Der Hinweis auf den Test des HP HyperX Omen 15 bei HotHardware passt in diesen größeren Kontext, auch wenn der vorliegende Eintrag lediglich den Titel mit RTX 5070 und OLED-Display nennt. Hardware- und Spieletests teilen sich dabei eine unangenehme Wahrheit: Die zentrale Leistung ist nur ein Teil der Erfahrung. Entscheidend ist, ob das Produkt im Alltag ohne überflüssige Reibung dorthin führt.

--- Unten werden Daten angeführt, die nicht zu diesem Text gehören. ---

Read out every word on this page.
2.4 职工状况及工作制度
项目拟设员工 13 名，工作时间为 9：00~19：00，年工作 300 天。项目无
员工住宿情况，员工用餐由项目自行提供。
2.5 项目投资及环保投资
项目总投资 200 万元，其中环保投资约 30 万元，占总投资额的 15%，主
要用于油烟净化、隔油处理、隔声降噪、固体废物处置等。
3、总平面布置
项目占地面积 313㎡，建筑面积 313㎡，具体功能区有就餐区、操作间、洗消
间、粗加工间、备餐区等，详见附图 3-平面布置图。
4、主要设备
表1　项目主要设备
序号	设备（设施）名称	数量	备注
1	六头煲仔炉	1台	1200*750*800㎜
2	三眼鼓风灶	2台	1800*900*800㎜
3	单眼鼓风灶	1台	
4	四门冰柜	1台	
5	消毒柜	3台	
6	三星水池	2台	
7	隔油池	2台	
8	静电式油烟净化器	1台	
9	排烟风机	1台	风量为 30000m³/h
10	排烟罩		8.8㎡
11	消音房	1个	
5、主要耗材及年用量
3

Der neue Maßstab ist unbequem — und sinnvoll
MKAU Gaming liefert mit dem Titel vor allem einen Prüfauftrag an die Testpraxis. Reviews sollten nicht bei den glänzenden Eigenschaften eines Spiels stehen bleiben, sondern den gesamten Einstieg dokumentieren. Das ist besonders für PC- und Konsolenspieler relevant, die vor dem ersten echten Spielmoment wissen wollen, ob sie ein Spiel starten oder erst einmal ein kleines Verwaltungsprojekt betreiben.
Mein Urteil fällt deshalb klar aus: Ein Spieletest, der den Weg bis zur ersten spielbaren Sekunde auslässt, testet nicht die vollständige Spielerfahrung. Er bewertet das fertige Gericht, ignoriert aber die Wartezeit, die Bedienung und den gedeckten Tisch. Für eine Branche, die sich gern über Immersion und Komfort definiert, ist das eine bemerkenswert großzügige Lücke.
Wer Reviews künftig liest, sollte deshalb nicht nur nach Grafikwertung und Urteil zum Gameplay suchen. Die interessantere Frage lautet oft: Wie viel passiert, bevor man endlich spielen darf?